Parents With Disabilities Are Capable

Parents With Disabilities Are Capable

People who live with disabilities frequently find themselves facing life with more difficulty than most. Simple, everyday tasks become more complicated, whether that disability is a physical or invisible one. Be it depression or bipolar disorder, cerebral palsy (CP) or blindness, there are new limitations to be considered. Unfortunately, some consider those limitations to extend to one’s ability to be a parent.

There is a common misconception that people with disabilities cannot parent adequately. If they have physical limitations, they cannot keep up with their children or provide them with adequate or consistent care. If they suffer from mental health issues, they’re deemed unfit, potentially putting their children at risk by exposing them to the condition in and of itself, or potentially by neglecting them. In extreme cases, of course, it’s possible for a parent to be neglectful. But one’s disability does not make them a bad parent, nor does it mean they are incapable of being a good or even great parent.

“We thought about it for a long time. This was not just a whim,” said Cateland Penner about becoming a mother in an article with the CBC. “We went to counseling for six years. It was strictly out of fear because we knew what people would say. We definitely knew the barriers.” Sometimes these barriers are as simple as certain perspectives. What people think matters, particularly when the people who are advising you on your decision to have children believe you to be unfit.

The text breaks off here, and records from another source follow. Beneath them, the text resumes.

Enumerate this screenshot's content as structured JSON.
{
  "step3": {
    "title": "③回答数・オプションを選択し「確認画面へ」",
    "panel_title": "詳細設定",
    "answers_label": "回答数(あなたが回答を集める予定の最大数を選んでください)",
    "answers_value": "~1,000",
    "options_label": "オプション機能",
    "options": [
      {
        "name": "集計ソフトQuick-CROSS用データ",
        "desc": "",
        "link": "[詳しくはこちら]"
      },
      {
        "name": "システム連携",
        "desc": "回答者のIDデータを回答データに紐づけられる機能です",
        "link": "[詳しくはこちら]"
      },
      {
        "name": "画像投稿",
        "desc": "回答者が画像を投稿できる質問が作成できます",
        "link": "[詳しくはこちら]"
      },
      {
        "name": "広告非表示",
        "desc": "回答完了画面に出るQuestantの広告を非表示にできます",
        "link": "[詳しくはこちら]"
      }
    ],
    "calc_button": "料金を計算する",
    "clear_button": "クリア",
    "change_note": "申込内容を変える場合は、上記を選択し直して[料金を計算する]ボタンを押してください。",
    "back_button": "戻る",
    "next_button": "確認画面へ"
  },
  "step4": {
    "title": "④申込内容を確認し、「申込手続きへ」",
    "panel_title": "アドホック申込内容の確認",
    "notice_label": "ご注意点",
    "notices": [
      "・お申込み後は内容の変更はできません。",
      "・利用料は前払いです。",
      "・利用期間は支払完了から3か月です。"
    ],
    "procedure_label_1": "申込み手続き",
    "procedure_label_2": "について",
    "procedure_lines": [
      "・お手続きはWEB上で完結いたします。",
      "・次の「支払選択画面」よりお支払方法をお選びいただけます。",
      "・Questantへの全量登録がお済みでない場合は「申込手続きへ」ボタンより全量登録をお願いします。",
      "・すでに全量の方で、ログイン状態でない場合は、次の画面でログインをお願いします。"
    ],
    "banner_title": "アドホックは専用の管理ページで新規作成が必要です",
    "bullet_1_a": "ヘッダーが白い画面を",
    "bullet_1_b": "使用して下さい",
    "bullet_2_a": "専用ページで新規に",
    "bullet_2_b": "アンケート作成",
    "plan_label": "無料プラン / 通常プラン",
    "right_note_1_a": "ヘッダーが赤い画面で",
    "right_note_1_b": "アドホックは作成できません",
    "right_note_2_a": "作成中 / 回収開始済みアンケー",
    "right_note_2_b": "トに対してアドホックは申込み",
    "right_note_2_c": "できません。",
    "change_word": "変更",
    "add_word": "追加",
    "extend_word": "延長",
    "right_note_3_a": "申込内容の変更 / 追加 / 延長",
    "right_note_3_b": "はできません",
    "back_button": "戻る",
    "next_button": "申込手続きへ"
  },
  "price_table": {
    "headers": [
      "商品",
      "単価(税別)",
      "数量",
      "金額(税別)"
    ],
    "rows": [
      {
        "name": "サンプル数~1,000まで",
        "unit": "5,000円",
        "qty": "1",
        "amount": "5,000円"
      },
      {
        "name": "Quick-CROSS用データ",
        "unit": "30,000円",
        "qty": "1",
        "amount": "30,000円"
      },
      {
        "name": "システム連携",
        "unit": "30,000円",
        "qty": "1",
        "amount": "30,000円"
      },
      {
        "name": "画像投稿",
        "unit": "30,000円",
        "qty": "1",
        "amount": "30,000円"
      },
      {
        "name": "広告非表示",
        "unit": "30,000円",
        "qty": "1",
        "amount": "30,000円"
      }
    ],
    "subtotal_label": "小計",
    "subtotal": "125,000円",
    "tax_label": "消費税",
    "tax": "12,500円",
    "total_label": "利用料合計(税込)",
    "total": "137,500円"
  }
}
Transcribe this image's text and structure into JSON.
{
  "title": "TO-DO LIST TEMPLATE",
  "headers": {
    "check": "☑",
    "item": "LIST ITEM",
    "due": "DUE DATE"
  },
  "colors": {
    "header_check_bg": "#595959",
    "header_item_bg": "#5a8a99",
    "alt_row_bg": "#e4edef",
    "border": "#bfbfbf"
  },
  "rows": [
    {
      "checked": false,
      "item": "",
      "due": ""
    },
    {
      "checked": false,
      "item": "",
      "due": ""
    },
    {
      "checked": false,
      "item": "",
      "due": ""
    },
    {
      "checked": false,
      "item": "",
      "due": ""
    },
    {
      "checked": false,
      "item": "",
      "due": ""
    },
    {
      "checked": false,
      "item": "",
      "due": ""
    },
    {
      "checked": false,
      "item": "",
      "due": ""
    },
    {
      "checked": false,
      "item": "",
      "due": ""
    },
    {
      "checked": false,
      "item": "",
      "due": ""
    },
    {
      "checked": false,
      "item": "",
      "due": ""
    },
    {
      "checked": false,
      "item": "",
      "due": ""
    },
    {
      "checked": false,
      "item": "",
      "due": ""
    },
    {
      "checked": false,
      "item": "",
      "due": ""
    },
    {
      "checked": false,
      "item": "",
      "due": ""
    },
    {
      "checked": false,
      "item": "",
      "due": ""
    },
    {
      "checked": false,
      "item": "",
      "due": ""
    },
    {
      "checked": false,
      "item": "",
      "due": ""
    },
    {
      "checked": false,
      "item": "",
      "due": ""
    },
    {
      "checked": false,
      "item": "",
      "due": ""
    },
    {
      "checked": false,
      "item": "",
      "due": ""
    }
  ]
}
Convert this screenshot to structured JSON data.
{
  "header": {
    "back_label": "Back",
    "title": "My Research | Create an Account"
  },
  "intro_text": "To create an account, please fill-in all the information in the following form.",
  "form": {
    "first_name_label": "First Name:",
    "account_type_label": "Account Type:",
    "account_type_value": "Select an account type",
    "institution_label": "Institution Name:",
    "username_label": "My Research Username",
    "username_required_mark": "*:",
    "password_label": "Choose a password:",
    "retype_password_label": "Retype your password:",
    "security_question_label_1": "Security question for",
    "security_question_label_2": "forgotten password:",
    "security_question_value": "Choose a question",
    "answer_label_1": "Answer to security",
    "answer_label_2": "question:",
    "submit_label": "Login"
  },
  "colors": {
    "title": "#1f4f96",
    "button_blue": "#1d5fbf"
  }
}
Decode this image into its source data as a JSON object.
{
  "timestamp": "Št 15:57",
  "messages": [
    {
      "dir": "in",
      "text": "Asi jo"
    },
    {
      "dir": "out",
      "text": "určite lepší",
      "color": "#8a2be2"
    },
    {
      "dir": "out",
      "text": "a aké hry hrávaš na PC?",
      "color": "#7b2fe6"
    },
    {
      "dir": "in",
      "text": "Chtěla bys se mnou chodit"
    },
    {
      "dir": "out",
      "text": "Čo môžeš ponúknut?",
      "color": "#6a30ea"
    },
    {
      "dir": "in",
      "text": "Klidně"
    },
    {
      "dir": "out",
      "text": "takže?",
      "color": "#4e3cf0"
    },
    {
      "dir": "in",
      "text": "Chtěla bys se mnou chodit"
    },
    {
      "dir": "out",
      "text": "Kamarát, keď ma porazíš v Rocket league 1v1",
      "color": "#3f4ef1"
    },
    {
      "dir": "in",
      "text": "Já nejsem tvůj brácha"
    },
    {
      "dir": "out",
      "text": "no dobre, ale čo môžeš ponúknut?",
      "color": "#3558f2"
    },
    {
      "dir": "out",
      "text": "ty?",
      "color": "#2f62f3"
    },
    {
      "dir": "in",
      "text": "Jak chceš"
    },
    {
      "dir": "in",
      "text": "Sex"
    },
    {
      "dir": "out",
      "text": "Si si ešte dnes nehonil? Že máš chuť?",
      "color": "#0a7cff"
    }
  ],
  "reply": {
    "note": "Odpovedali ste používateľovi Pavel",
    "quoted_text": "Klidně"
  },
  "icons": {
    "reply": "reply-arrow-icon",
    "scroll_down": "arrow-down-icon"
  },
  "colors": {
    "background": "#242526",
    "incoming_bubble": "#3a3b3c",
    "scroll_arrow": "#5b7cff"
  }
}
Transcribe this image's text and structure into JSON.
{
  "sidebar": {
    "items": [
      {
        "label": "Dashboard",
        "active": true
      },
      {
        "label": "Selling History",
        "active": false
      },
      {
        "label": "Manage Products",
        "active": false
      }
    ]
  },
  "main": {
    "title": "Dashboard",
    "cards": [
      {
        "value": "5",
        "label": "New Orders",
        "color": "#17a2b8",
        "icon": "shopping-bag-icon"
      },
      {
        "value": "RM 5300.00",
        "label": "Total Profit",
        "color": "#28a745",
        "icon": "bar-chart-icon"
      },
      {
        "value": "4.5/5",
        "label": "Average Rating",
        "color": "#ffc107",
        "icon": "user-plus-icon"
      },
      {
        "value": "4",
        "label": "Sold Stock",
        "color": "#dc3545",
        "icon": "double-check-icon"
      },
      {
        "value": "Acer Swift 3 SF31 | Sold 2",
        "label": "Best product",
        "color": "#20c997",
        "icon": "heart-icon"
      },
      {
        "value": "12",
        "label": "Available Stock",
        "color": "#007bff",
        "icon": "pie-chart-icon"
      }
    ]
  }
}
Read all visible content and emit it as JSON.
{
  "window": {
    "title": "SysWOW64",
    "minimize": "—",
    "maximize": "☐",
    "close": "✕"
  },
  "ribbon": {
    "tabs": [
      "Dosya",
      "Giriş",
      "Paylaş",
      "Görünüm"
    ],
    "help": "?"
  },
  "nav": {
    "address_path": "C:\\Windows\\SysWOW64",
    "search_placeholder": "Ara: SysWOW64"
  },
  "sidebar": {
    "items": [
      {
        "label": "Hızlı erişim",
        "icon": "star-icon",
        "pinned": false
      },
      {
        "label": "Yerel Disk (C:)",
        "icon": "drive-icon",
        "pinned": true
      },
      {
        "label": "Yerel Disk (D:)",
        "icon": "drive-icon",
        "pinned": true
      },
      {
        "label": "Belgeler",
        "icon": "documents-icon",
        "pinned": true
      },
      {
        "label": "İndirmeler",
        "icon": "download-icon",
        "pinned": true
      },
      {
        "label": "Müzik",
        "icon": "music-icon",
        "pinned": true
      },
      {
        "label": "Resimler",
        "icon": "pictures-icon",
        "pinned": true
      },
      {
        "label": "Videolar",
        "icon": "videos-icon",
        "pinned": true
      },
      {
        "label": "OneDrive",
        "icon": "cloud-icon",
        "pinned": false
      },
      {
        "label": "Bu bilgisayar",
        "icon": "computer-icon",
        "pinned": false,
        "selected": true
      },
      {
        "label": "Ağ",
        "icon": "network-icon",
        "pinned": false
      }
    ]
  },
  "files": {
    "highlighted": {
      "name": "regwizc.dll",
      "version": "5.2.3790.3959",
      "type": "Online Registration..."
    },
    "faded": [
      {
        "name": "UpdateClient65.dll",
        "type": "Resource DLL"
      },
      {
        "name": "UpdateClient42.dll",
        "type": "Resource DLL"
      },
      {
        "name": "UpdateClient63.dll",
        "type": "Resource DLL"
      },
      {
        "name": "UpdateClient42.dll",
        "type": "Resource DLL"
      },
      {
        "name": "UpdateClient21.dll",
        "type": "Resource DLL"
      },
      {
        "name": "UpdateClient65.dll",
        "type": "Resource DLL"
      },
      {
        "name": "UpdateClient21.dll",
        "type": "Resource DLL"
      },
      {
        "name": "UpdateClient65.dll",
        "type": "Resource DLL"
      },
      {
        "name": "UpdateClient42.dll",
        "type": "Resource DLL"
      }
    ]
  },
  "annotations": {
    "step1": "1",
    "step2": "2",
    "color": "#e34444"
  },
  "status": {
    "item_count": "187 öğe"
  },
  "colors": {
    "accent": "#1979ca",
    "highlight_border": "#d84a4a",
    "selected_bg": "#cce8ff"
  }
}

Particularly with mothers with disabilities, health care professionals, lawyers, and social workers will often try and sway them away from even becoming a mother.

“It isn’t just CAS workers,” said Melanie Moore to the CBC. She and her husband are both blind and met a great deal of resistance when deciding to have children. “It’s medical professionals, nurses and hospital staff,” she said. “We all should focus on people’s strengths, not their disabilities.” This is not old news, either, and it’s not isolated to Canada, but rather a great deal of North America.